Chemist Warehouse has been accused of charging more for some products during the Black Friday sales than before the discounting period started.
Consumer group Choice said on Monday that a Chemist Warehouse customer informed them that prices on three items during the Black Friday sales were collectively 38 per cent higher than before the sales frenzy began on November 26.
Choice director of campaigns Erin Turner said the case was a reminder for customers not to get sucked into the hype of major sales periods.
Black Friday hit
Choice was alerted to the issue by a member who went to buy some products online from Chemist Warehouse before Black Friday, but failed to process the payment due to complications with their card.
When the customer went to buy the same items again during Black Friday, they found the prices had risen, and when they looked again after Black Friday, the prices had fallen.
Ms Turner said Choice has screenshots of the price fluctuations for the particular items as evidence.
“It’s really rare to be able to get that point-in-time pricing information,” she said.
“Businesses are rarely upfront about how much prices can fluctuate.
“So we thought it was a great example of how, [for] some businesses, the best price isn’t going to be when the big sales are on.”
Ms Turner said Chemist Warehouse attributed the price fluctuations to its business model of constant sales and promotions.
In a statement to Choice, a Chemist Warehouse spokesperson said the Black Friday price increase on the items in question was due to the company’s current sales strategy, which involves “a vast array of sales campaigns”.
“Over the [identified] period … what [Choice] consider pricing of concern is simply the dovetailing of marketing activities,” the spokesperson said.
“Three separate sale events ran from one into another and then into the other.”
Ms Turner said operations such as Chemist Warehouse’s business models make it confusing for Australians to know when to get the best deal.
She said Choice considered reporting Chemist Warehouse to the Australian Competition and Consumer Commission (ACCC), but ultimately found the company didn’t technically lie.

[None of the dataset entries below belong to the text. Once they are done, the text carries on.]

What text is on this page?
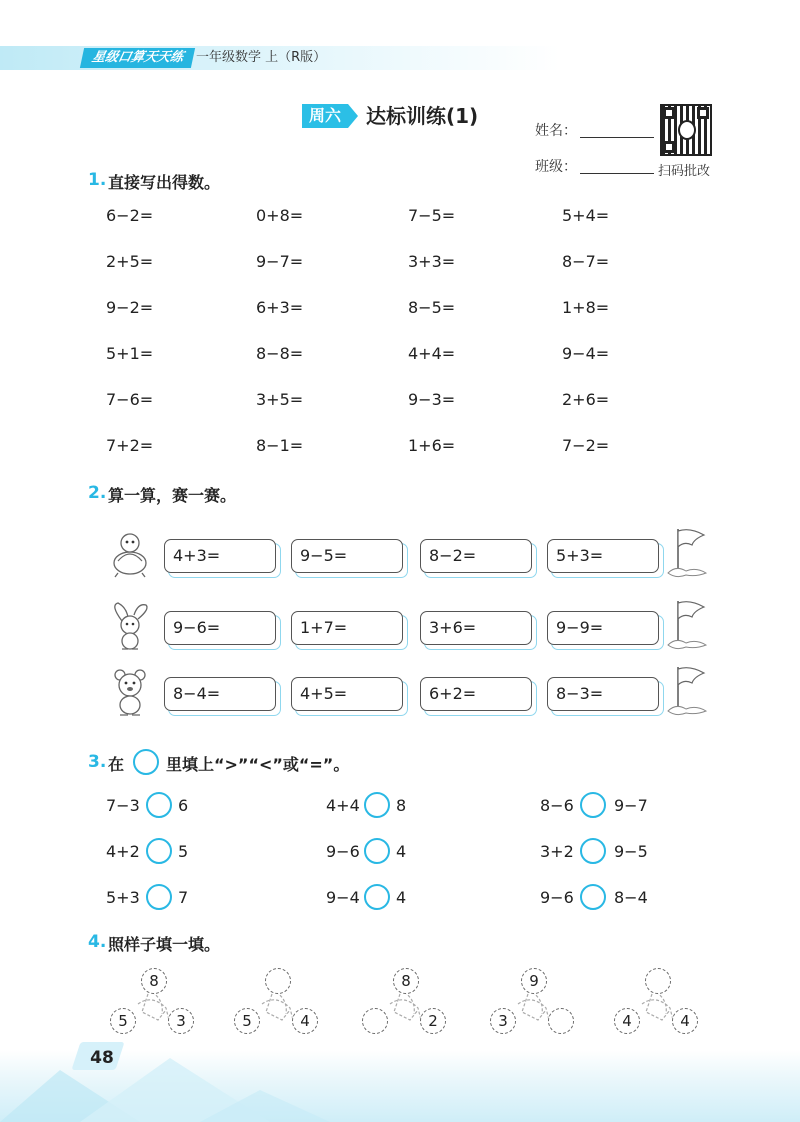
星级口算天天练 一年级数学 上（R版）
周六	达标训练(1)
姓名：
班级：	扫码批改
1. 直接写出得数。
6−2=	0+8=	7−5=	5+4=
2+5=	9−7=	3+3=	8−7=
9−2=	6+3=	8−5=	1+8=
5+1=	8−8=	4+4=	9−4=
7−6=	3+5=	9−3=	2+6=
7+2=	8−1=	1+6=	7−2=
2. 算一算，赛一赛。
4+3=	9−5=	8−2=	5+3=
9−6=	1+7=	3+6=	9−9=
8−4=	4+5=	6+2=	8−3=
3. 在	里填上“>”“<”或“=”。
7−3 6	4+4 8	8−6	9−7
4+2 5	9−6 4	3+2	9−5
5+3 7	9−4 4	9−6	8−4
4. 照样子填一填。
8
5	3	5	4
8
2
9
3	4	4
48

“They didn’t technically claim that their Black Friday price was the cheapest price,” she said.
But she said the pharmacy had conducted “fairly tricky” pricing practices to make it harder to determine when products would be more affordable.

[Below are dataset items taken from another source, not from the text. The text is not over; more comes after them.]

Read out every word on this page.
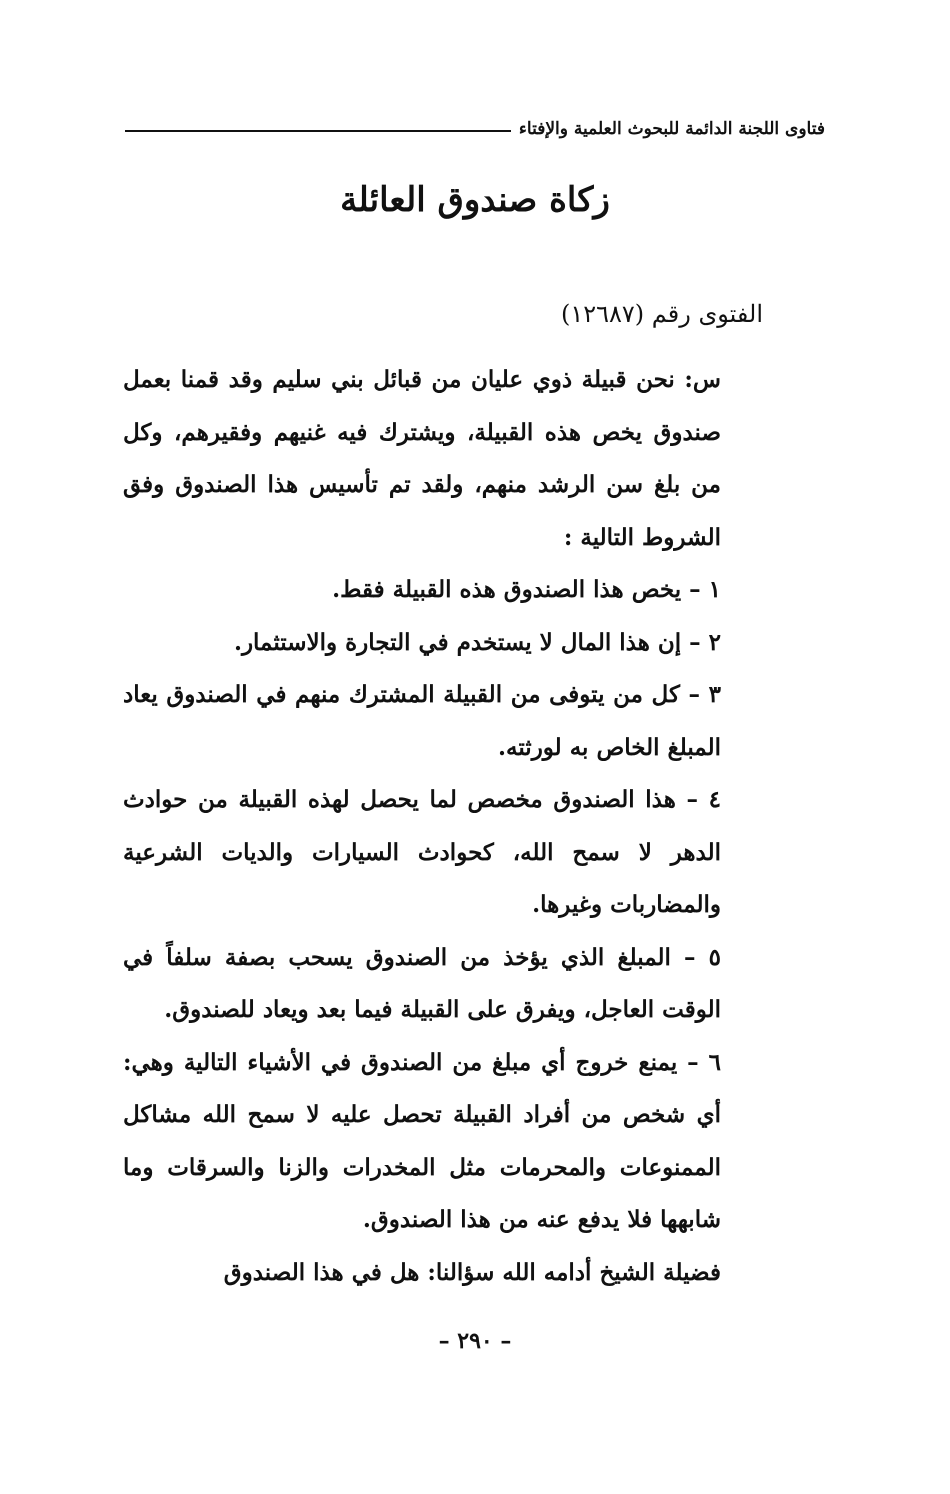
فتاوى اللجنة الدائمة للبحوث العلمية والإفتاء
زكاة صندوق العائلة
الفتوى رقم (١٢٦٨٧)

س: نحن قبيلة ذوي عليان من قبائل بني سليم وقد قمنا بعمل صندوق يخص هذه القبيلة، ويشترك فيه غنيهم وفقيرهم، وكل من بلغ سن الرشد منهم، ولقد تم تأسيس هذا الصندوق وفق الشروط التالية :

١ – يخص هذا الصندوق هذه القبيلة فقط.

٢ – إن هذا المال لا يستخدم في التجارة والاستثمار.

٣ – كل من يتوفى من القبيلة المشترك منهم في الصندوق يعاد المبلغ الخاص به لورثته.

٤ – هذا الصندوق مخصص لما يحصل لهذه القبيلة من حوادث الدهر لا سمح الله، كحوادث السيارات والديات الشرعية والمضاربات وغيرها.

٥ – المبلغ الذي يؤخذ من الصندوق يسحب بصفة سلفاً في الوقت العاجل، ويفرق على القبيلة فيما بعد ويعاد للصندوق.

٦ – يمنع خروج أي مبلغ من الصندوق في الأشياء التالية وهي: أي شخص من أفراد القبيلة تحصل عليه لا سمح الله مشاكل الممنوعات والمحرمات مثل المخدرات والزنا والسرقات وما شابهها فلا يدفع عنه من هذا الصندوق.

فضيلة الشيخ أدامه الله سؤالنا: هل في هذا الصندوق

– ٢٩٠ –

“I’m sure that Chemist Warehouse won’t be the only brand that takes advantage of big sale moments,” she said.
“They’re just the brand we caught.”
How to avoid shady sales
The latest development comes after Choice released research in November showing retailers often don’t offer the cheapest prices during their Black Friday sales.
Analysing select products from 13 Australian retailers, the study found that some prices were up to 33 per cent cheaper in the six months prior to the Black Friday sales.
As a result, Ms Turner said consumers should plan ahead and keep an eye on the prices of items they want to buy throughout the year.
“The most important thing is to know what you want before you go looking,” she said.
“Know which product you’re really keen on, what it regularly sells for, and just keep an eye out for it.”
An ACCC spokesperson said they couldn’t comment on the specific case involving Chemist Warehouse, but under Australian Consumer Law, businesses are prohibited from misleading or deceiving consumers about the prices of their products.
“Consumers should do their due diligence before shopping for items, and ensure they compare similar products across similar retailers to get a product to suit their needs at the best price possible,” the spokesperson said.
“This includes researching the recommended retail price for the product to gain a better understanding of any comparative sales discounts that may be advertised.”
Ms Turner said the biggest challenges consumers face is figuring out when businesses are playing tricks on them.
One business that was caught misleading consumers was Kogan, which was slapped with a $350,000 penalty last year for a deceitful tax-time promotion in 2018 following an investigation by the ACCC.
The retailer was found to have raised prices directly before a sales period – an act that Ms Turner described as “egregious”.
“It’s hard to know how many businesses do this – and there’s no transparency,” she said.
“It’s also something we just all need to be aware of – businesses aren’t always going to be upfront with you about the net sale price.”